Store data outside the database or file system to improve the performance and performance of the report system.

Source: Internet
Author: User

Store data outside the database or file system to improve the performance and performance of the report system.

In report applications, the proportion of reports queried for historical data is large. Such reports have the following features: first, the data changes are small, and the queried historical data is almost unchanged. Second, A large amount of data increases with the time span. If the data is always stored in the database, the JDBC performance of most databases is very low (Data Object conversion is required during the JDBC fetch process, which is an order of magnitude slower than reading data from the file ), when the data volume is large or the concurrency is large, the performance of the report decreases sharply. If you can remove the infrequently changed historical data from the database and use file system storage, the IO performance may be much higher than that of the database, thus improving the overall performance of the report.

However, the report does not directly use raw data for presentation, and further operations are required. The file itself does not have the computing power. In this case, the data volume is usually large and cannot be achieved by the computing capability of the report Presentation end.

With the help of the built-in computing engine, a set computing report can be computed based on files outside the database. Supported file types include text, Excel, and JSON files, it also supports more efficient binary files. Remove large amounts of historical data from the database. This not only satisfies the performance requirements of Historical query reports, but also supports hybrid data sources (Files + databases) using the set computing reports) supports Real-time Data Query of large data volumes, reads historical data from the file system, and reads real-time data from the database for hybrid computing. This method can avoid the I/O bottleneck of the database, quickly improve the report performance, and increase the scope of data query. At the same time, this is also the process of optimizing the database, removing historical data, the database can focus on ensuring the Data Consistency of the business system, rather than consuming resources on a large number of Historical query tasks.

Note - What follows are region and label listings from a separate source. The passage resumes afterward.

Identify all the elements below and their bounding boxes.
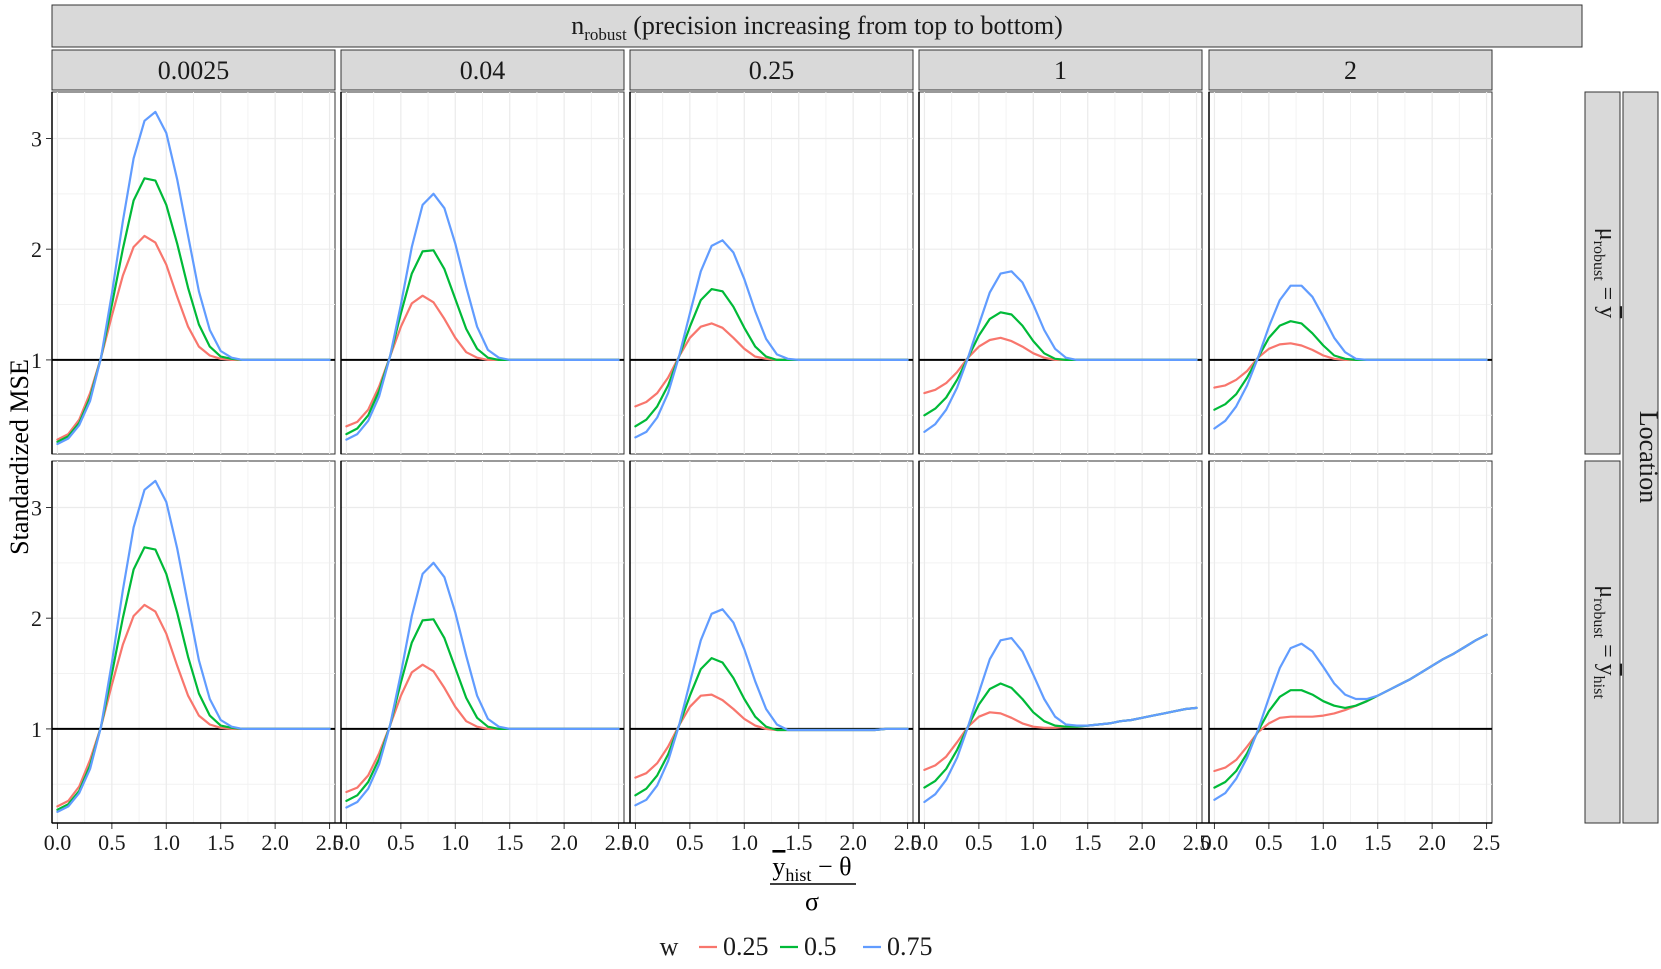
x-tick-label: 0.5 (1255, 830, 1283, 855)
x-tick-label: 1.0 (1310, 830, 1338, 855)
x-tick-label: 1.5 (1074, 830, 1102, 855)
row-strip-label-1: μrobust = yhist (1590, 585, 1620, 699)
row-strip-sub: robust (1590, 598, 1607, 639)
series-line-w-0.75 (923, 636, 1198, 804)
row-strip-sub: robust (1590, 241, 1607, 282)
row-strip-mu: μ (1594, 228, 1620, 241)
row-strip-eq: = (1594, 281, 1620, 307)
row-strip-ybar: y (1594, 664, 1620, 676)
series-line-w-0.75 (345, 192, 620, 441)
x-tick-label: 1.0 (1020, 830, 1048, 855)
x-title-rest: − θ (811, 852, 851, 881)
legend-title: w (660, 932, 679, 961)
column-strip-2 (629, 49, 914, 91)
column-strip-label-2: 0.25 (749, 56, 795, 85)
column-strip-1 (340, 49, 625, 91)
x-tick-label: 2.5 (1473, 830, 1501, 855)
column-strip-label-3: 1 (1054, 56, 1067, 85)
x-title-sub: hist (785, 865, 811, 885)
panel-r0-c0 (51, 91, 336, 455)
x-tick-label: 2.5 (1183, 830, 1211, 855)
x-tick-label: 2.5 (894, 830, 922, 855)
x-tick-label: 2.0 (550, 830, 578, 855)
outer-strip-rest: (precision increasing from top to bottom… (627, 11, 1063, 40)
series-line-w-0.75 (634, 608, 909, 807)
x-tick-label: 1.0 (442, 830, 470, 855)
row-strip-1 (1584, 460, 1621, 824)
panel-r0-c3 (918, 91, 1203, 455)
series-line-w-0.75 (634, 239, 909, 439)
column-strip-label-4: 2 (1344, 56, 1357, 85)
row-strip-ybar: y (1594, 306, 1620, 318)
series-line-w-0.75 (56, 479, 331, 814)
x-axis-title-denominator: σ (805, 887, 819, 916)
x-tick-label: 1.0 (731, 830, 759, 855)
y-tick-label: 1 (31, 348, 42, 373)
outer-column-strip-label: nrobust (precision increasing from top t… (571, 11, 1063, 44)
column-strip-label-1: 0.04 (460, 56, 506, 85)
x-tick-label: 2.5 (605, 830, 633, 855)
series-line-w-0.75 (345, 561, 620, 809)
y-tick-label: 3 (31, 126, 42, 151)
series-line-w-0.75 (1213, 284, 1488, 430)
row-strip-label-0: μrobust = y (1590, 228, 1620, 318)
outer-column-strip (51, 4, 1583, 48)
x-tick-label: 1.5 (207, 830, 235, 855)
x-tick-label: 1.0 (153, 830, 181, 855)
panel-r1-c3 (918, 460, 1203, 824)
column-strip-label-0: 0.0025 (158, 56, 230, 85)
outer-row-strip (1622, 91, 1659, 824)
x-tick-label: 2.0 (839, 830, 867, 855)
column-strip-0 (51, 49, 336, 91)
row-strip-ysub: hist (1590, 676, 1607, 700)
panel-r1-c4 (1208, 460, 1493, 824)
x-tick-label: 0.0 (622, 830, 650, 855)
y-tick-label: 2 (31, 237, 42, 262)
x-title-ybar: y (772, 852, 785, 881)
series-line-w-0.75 (56, 110, 331, 446)
column-strip-4 (1208, 49, 1493, 91)
outer-strip-subscript: robust (584, 25, 627, 44)
x-tick-label: 0.0 (1201, 830, 1229, 855)
panel-r1-c2 (629, 460, 914, 824)
x-tick-label: 0.5 (98, 830, 126, 855)
x-tick-label: 0.5 (676, 830, 704, 855)
series-line-w-0.75 (1213, 633, 1488, 801)
row-strip-eq: = (1594, 638, 1620, 664)
panel-r1-c1 (340, 460, 625, 824)
row-strip-0 (1584, 91, 1621, 455)
legend-label-w-0.5: 0.5 (804, 932, 837, 961)
x-tick-label: 0.0 (333, 830, 361, 855)
y-tick-label: 3 (31, 495, 42, 520)
x-tick-label: 1.5 (785, 830, 813, 855)
panel-r0-c4 (1208, 91, 1493, 455)
legend: w 0.25 0.5 0.75 (660, 932, 933, 961)
x-tick-label: 2.0 (1418, 830, 1446, 855)
series-line-w-0.75 (923, 270, 1198, 433)
outer-row-strip-label: Location (1634, 411, 1661, 503)
panel-r0-c1 (340, 91, 625, 455)
x-tick-label: 2.5 (316, 830, 344, 855)
x-tick-label: 2.0 (261, 830, 289, 855)
y-axis-title: Standardized MSE (5, 359, 34, 555)
outer-strip-var: n (571, 11, 584, 40)
y-tick-label: 1 (31, 717, 42, 742)
y-tick-label: 2 (31, 606, 42, 631)
x-tick-label: 1.5 (1364, 830, 1392, 855)
x-tick-label: 0.5 (387, 830, 415, 855)
panel-r1-c0 (51, 460, 336, 824)
x-tick-label: 0.0 (911, 830, 939, 855)
panel-r0-c2 (629, 91, 914, 455)
x-tick-label: 0.0 (44, 830, 72, 855)
row-strip-mu: μ (1594, 585, 1620, 598)
x-tick-label: 2.0 (1128, 830, 1156, 855)
x-tick-label: 1.5 (496, 830, 524, 855)
legend-label-w-0.25: 0.25 (723, 932, 769, 961)
legend-label-w-0.75: 0.75 (887, 932, 933, 961)
x-tick-label: 0.5 (965, 830, 993, 855)
x-axis-title-numerator: yhist − θ (772, 852, 851, 885)
column-strip-3 (918, 49, 1203, 91)
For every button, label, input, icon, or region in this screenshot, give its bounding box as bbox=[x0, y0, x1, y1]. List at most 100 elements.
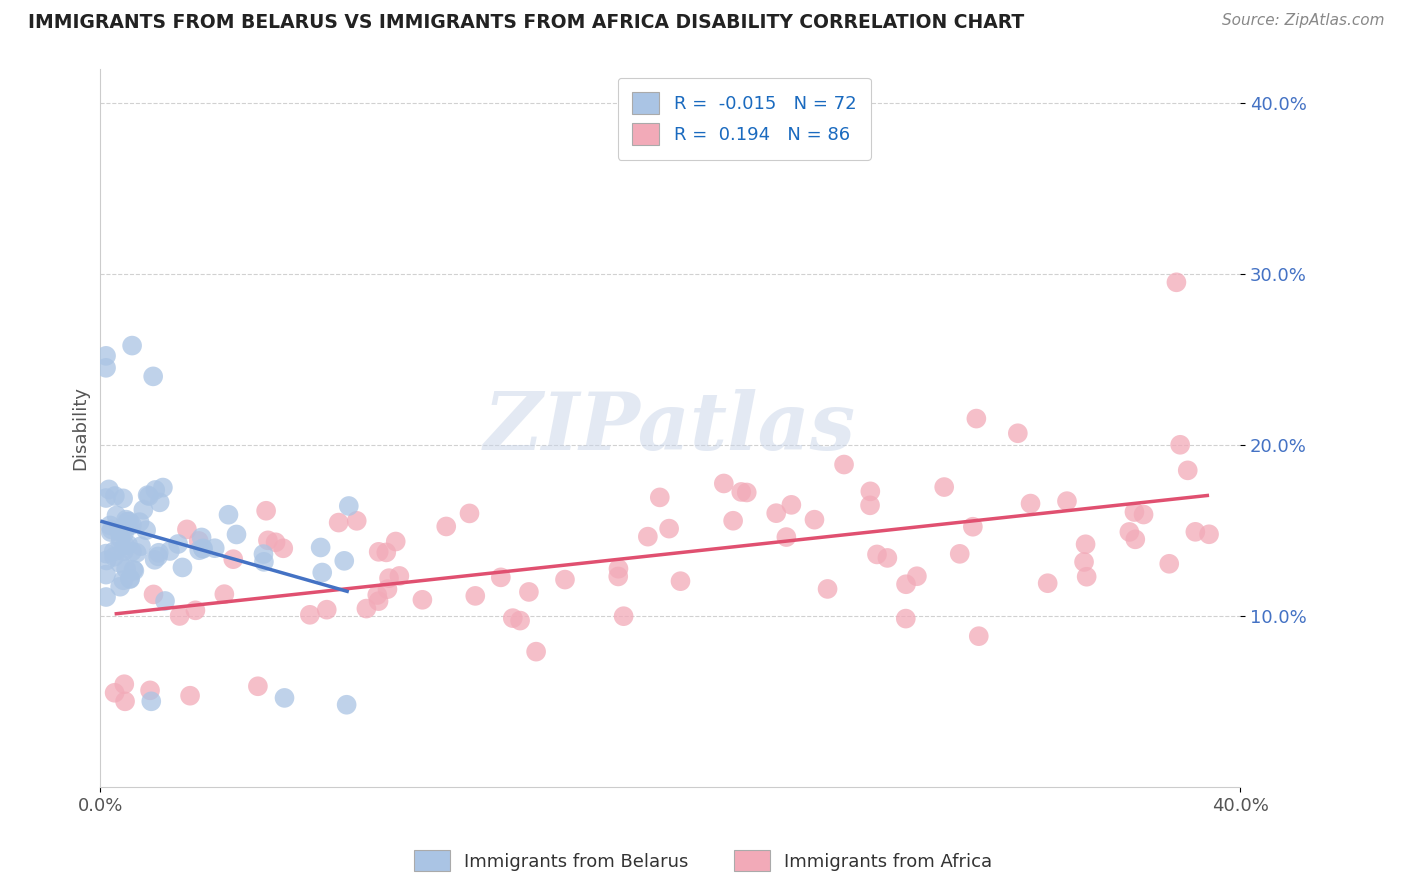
Point bbox=[607, 569, 630, 583]
Point bbox=[94, 349, 117, 363]
Point bbox=[730, 484, 752, 499]
Point bbox=[1123, 533, 1146, 547]
Point bbox=[780, 498, 803, 512]
Point bbox=[434, 519, 457, 533]
Point bbox=[1123, 505, 1146, 519]
Point bbox=[142, 369, 165, 384]
Point bbox=[377, 582, 399, 597]
Point bbox=[112, 544, 135, 558]
Point bbox=[894, 612, 917, 626]
Point bbox=[176, 522, 198, 536]
Point bbox=[333, 554, 356, 568]
Point bbox=[94, 360, 117, 375]
Point bbox=[190, 531, 212, 545]
Point bbox=[1073, 555, 1095, 569]
Point bbox=[98, 518, 121, 533]
Point bbox=[142, 587, 165, 601]
Point bbox=[1168, 438, 1191, 452]
Point bbox=[149, 495, 172, 509]
Point bbox=[94, 590, 117, 604]
Point bbox=[159, 544, 181, 558]
Point bbox=[1076, 570, 1098, 584]
Point bbox=[104, 686, 127, 700]
Point bbox=[1177, 463, 1199, 477]
Point bbox=[114, 694, 136, 708]
Point bbox=[965, 411, 987, 425]
Point bbox=[112, 677, 135, 691]
Point bbox=[713, 476, 735, 491]
Point bbox=[721, 514, 744, 528]
Point bbox=[309, 541, 332, 555]
Point bbox=[388, 569, 411, 583]
Point bbox=[97, 483, 120, 497]
Point bbox=[1198, 527, 1220, 541]
Point bbox=[832, 458, 855, 472]
Legend: R =  -0.015   N = 72, R =  0.194   N = 86: R = -0.015 N = 72, R = 0.194 N = 86 bbox=[617, 78, 870, 160]
Point bbox=[311, 566, 333, 580]
Point bbox=[112, 491, 135, 506]
Point bbox=[384, 534, 406, 549]
Point bbox=[859, 484, 882, 499]
Point bbox=[152, 481, 174, 495]
Point bbox=[1007, 426, 1029, 441]
Point bbox=[128, 515, 150, 529]
Point bbox=[121, 517, 143, 532]
Point bbox=[218, 508, 240, 522]
Point bbox=[1036, 576, 1059, 591]
Point bbox=[118, 515, 141, 529]
Point bbox=[118, 572, 141, 586]
Point bbox=[96, 553, 118, 567]
Point bbox=[1166, 275, 1188, 289]
Point bbox=[894, 577, 917, 591]
Point bbox=[273, 690, 295, 705]
Point bbox=[817, 582, 839, 596]
Point bbox=[464, 589, 486, 603]
Point bbox=[148, 546, 170, 560]
Point bbox=[949, 547, 972, 561]
Point bbox=[143, 483, 166, 497]
Point bbox=[1118, 524, 1140, 539]
Point bbox=[115, 520, 138, 534]
Point bbox=[108, 524, 131, 538]
Point bbox=[336, 698, 359, 712]
Point bbox=[607, 562, 630, 576]
Point bbox=[367, 594, 389, 608]
Point bbox=[658, 522, 681, 536]
Point bbox=[124, 564, 146, 578]
Point bbox=[967, 629, 990, 643]
Point bbox=[188, 543, 211, 558]
Point bbox=[122, 563, 145, 577]
Point bbox=[1074, 537, 1097, 551]
Point bbox=[859, 499, 882, 513]
Point bbox=[554, 573, 576, 587]
Point bbox=[94, 547, 117, 561]
Point bbox=[110, 532, 132, 546]
Point bbox=[367, 545, 389, 559]
Point bbox=[257, 533, 280, 548]
Point bbox=[489, 570, 512, 584]
Point bbox=[115, 513, 138, 527]
Point bbox=[214, 587, 236, 601]
Y-axis label: Disability: Disability bbox=[72, 385, 89, 470]
Point bbox=[191, 541, 214, 556]
Point bbox=[138, 489, 160, 503]
Point bbox=[315, 602, 337, 616]
Text: Source: ZipAtlas.com: Source: ZipAtlas.com bbox=[1222, 13, 1385, 29]
Point bbox=[271, 541, 294, 556]
Point bbox=[191, 541, 214, 556]
Point bbox=[136, 488, 159, 502]
Legend: Immigrants from Belarus, Immigrants from Africa: Immigrants from Belarus, Immigrants from… bbox=[406, 843, 1000, 879]
Point bbox=[509, 614, 531, 628]
Point bbox=[669, 574, 692, 589]
Point bbox=[132, 502, 155, 516]
Point bbox=[252, 547, 274, 561]
Point bbox=[184, 603, 207, 617]
Point bbox=[366, 588, 388, 602]
Point bbox=[264, 535, 287, 549]
Point bbox=[146, 549, 169, 564]
Point bbox=[962, 520, 984, 534]
Point bbox=[346, 514, 368, 528]
Point bbox=[1159, 557, 1181, 571]
Point bbox=[121, 338, 143, 352]
Point bbox=[204, 541, 226, 556]
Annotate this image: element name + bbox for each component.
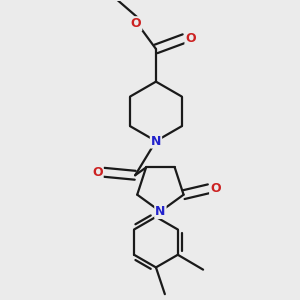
Text: O: O [92, 166, 103, 179]
Text: O: O [131, 17, 141, 30]
Text: N: N [151, 135, 161, 148]
Text: N: N [155, 205, 166, 218]
Text: O: O [210, 182, 221, 195]
Text: O: O [185, 32, 196, 45]
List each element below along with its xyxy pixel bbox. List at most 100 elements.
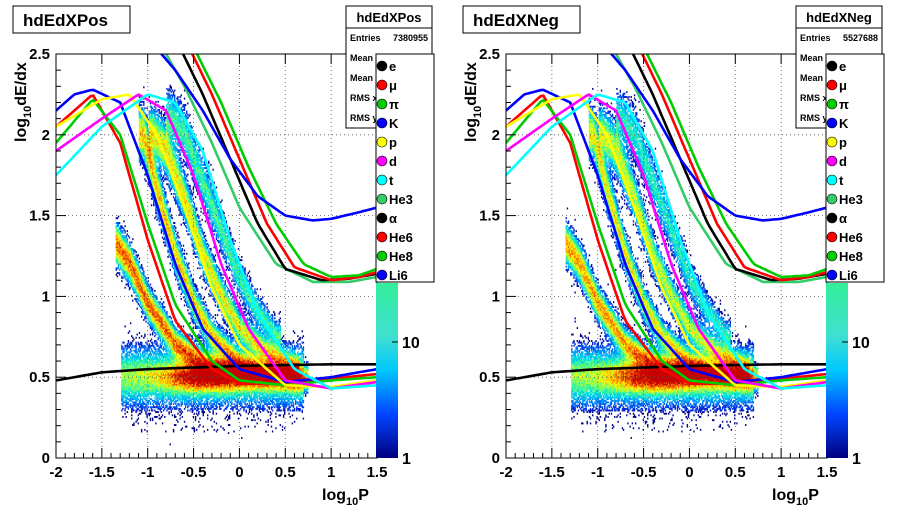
heat-cell: [168, 411, 169, 413]
heat-cell: [141, 429, 142, 431]
heat-cell: [126, 416, 127, 418]
heat-cell: [152, 410, 153, 412]
heat-cell: [117, 275, 118, 277]
heat-cell: [119, 272, 120, 274]
heat-cell: [150, 334, 151, 336]
heat-cell: [172, 321, 173, 323]
heat-cell: [150, 401, 151, 403]
heat-cell: [137, 308, 138, 310]
heat-cell: [172, 217, 173, 219]
heat-cell: [129, 330, 130, 332]
heat-cell: [130, 245, 131, 247]
heat-cell: [131, 414, 132, 416]
heat-cell: [167, 201, 168, 203]
heat-cell: [146, 115, 147, 117]
heat-cell: [142, 267, 143, 269]
heat-cell: [131, 241, 132, 243]
heat-cell: [163, 106, 164, 108]
heat-cell: [139, 261, 140, 263]
heat-cell: [161, 111, 162, 113]
heat-cell: [164, 112, 165, 114]
heat-cell: [141, 335, 142, 337]
heat-cell: [165, 431, 166, 433]
heat-cell: [150, 413, 151, 415]
heat-cell: [144, 107, 145, 109]
heat-cell: [138, 254, 139, 256]
heat-cell: [164, 306, 165, 308]
heat-cell: [170, 269, 171, 271]
heat-cell: [124, 413, 125, 415]
heat-cell: [143, 101, 144, 103]
heat-cell: [139, 258, 140, 260]
heat-cell: [131, 418, 132, 420]
heat-cell: [137, 334, 138, 336]
heat-cell: [162, 414, 163, 416]
heat-cell: [133, 338, 134, 340]
heat-cell: [152, 418, 153, 420]
heat-cell: [132, 238, 133, 240]
heat-cell: [122, 416, 123, 418]
heat-cell: [127, 230, 128, 232]
heat-cell: [170, 208, 171, 210]
heat-cell: [124, 225, 125, 227]
heat-cell: [155, 348, 156, 350]
heat-cell: [164, 416, 165, 418]
heat-cell: [161, 298, 162, 300]
heat-cell: [141, 316, 142, 318]
heat-cell: [172, 414, 173, 416]
heat-cell: [151, 204, 152, 206]
heat-cell: [154, 290, 155, 292]
heat-cell: [132, 345, 133, 347]
heat-cell: [148, 280, 149, 282]
heat-cell: [163, 301, 164, 303]
heat-cell: [161, 411, 162, 413]
heat-cell: [146, 107, 147, 109]
heat-cell: [155, 107, 156, 109]
heat-cell: [164, 309, 165, 311]
heat-cell: [155, 101, 156, 103]
heat-cell: [156, 416, 157, 418]
heat-cell: [170, 262, 171, 264]
heat-cell: [135, 251, 136, 253]
heat-cell: [133, 410, 134, 412]
heat-cell: [157, 101, 158, 103]
heat-cell: [150, 283, 151, 285]
heat-cell: [173, 429, 174, 431]
heat-cell: [164, 188, 165, 190]
heat-cell: [144, 421, 145, 423]
heat-cell: [135, 337, 136, 339]
heat-cell: [144, 334, 145, 336]
heat-cell: [149, 410, 150, 412]
heat-cell: [171, 86, 172, 88]
heat-cell: [143, 271, 144, 273]
heat-cell: [118, 216, 119, 218]
heat-cell: [141, 104, 142, 106]
heat-cell: [139, 332, 140, 334]
heat-cell: [129, 237, 130, 239]
heat-cell: [152, 288, 153, 290]
heat-cell: [127, 411, 128, 413]
heat-cell: [127, 238, 128, 240]
heat-cell: [161, 174, 162, 176]
heat-cell: [171, 193, 172, 195]
heat-cell: [159, 109, 160, 111]
heat-cell: [141, 264, 142, 266]
heat-cell: [119, 222, 120, 224]
heat-cell: [161, 169, 162, 171]
heat-cell: [131, 350, 132, 352]
heat-cell: [148, 340, 149, 342]
heat-cell: [171, 317, 172, 319]
heat-cell: [171, 214, 172, 216]
heat-cell: [156, 342, 157, 344]
heat-cell: [157, 411, 158, 413]
heat-cell: [135, 342, 136, 344]
heat-cell: [124, 325, 125, 327]
heat-cell: [123, 220, 124, 222]
heat-cell: [151, 338, 152, 340]
heat-cell: [162, 422, 163, 424]
heat-cell: [174, 222, 175, 224]
chart-panel-1: -2 -1.5 -1 -0.5 0 0.5 1 1.500.511.522.5log10Plo…: [13, 6, 434, 508]
heat-cell: [152, 342, 153, 344]
heat-cell: [123, 342, 124, 344]
heat-cell: [150, 418, 151, 420]
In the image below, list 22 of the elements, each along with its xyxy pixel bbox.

When you save data to the file system, you can use the computing report to query and compute data, the built-in set computing engine of the Set Computing report can compute data based on files (and databases. For more information, see the following steps (for example ):

1. Export historical data from the database to a file

You can select an appropriate method to export historical data to a file. Of course, this process can also be done using a set calculator to export data to text. If you want higher performance, centralized computing reports can also support more efficient binary file formats (2-5 times faster than text instinct ). Run the code similar to the following in the collector (in the free version) to convert the text file to a binary format:

File ("E:/order details. B"). export @ B (file ("E:/order details .txt". cursor ())

 

2. Read data files using the built-in set computing engine of the Set Computing report

When the data is external, the use of the Set Computing report is like using the file data source for the report, for example, according to the order details data by the customer to calculate the order quantity and order amount, because the original order data is very large, therefore, when reading a file, the stream (File cursor) method is used to gradually read the file.

The parameters used in the script and their meanings are as follows:


Script:

A1: stream processing is used to read large source text data through file cursors;

A2: data is filtered Based on Multiple specified dimensions, and the result is still a cursor;

A3: Based on the selected results, the order quantity and order amount are summarized based on the customer ID;

A4: return result set of the report.

As mentioned above, a computing report can query and compute individual files (historical data), and perform file + database hybrid operations to query large data volumes in real time.

A1-A3: Aggregates historical data like the previous script;

A5: Execute the SQL statement based on the specified parameters to summarize the current data;

A6: Merge the summarized data of the two parts (vertically spliced );

A7: summarizes the order quantity and order amount of each customer based on the merged history and current summary data.

 

3. Call the Set Computing script in the Set Computing report and edit the report expression to complete report creation.

 

Through the above process, we can clearly see that the computing report can solve the problem of poor performance when querying historical (+ current) data, improve report performance through external data.


Related Article

Contact Us

The content source of this page is from Internet, which doesn't represent Alibaba Cloud's opinion; products and services mentioned on that page don't have any relationship with Alibaba Cloud. If the content of the page makes you feel confusing, please write us an email, we will handle the problem within 5 days after receiving your email.

If you find any instances of plagiarism from the community, please send an email to: info-contact@alibabacloud.com and provide relevant evidence. A staff member will contact you within 5 working days.

A Free Trial That Lets You Build Big!

Start building with 50+ products and up to 12 months usage for Elastic Compute Service

  • Sales Support

    1 on 1 presale consultation

  • After-Sales Support

    24/7 Technical Support 6 Free Tickets per Quarter Faster Response

  • Alibaba Cloud offers highly flexible support services tailored to meet your exact needs.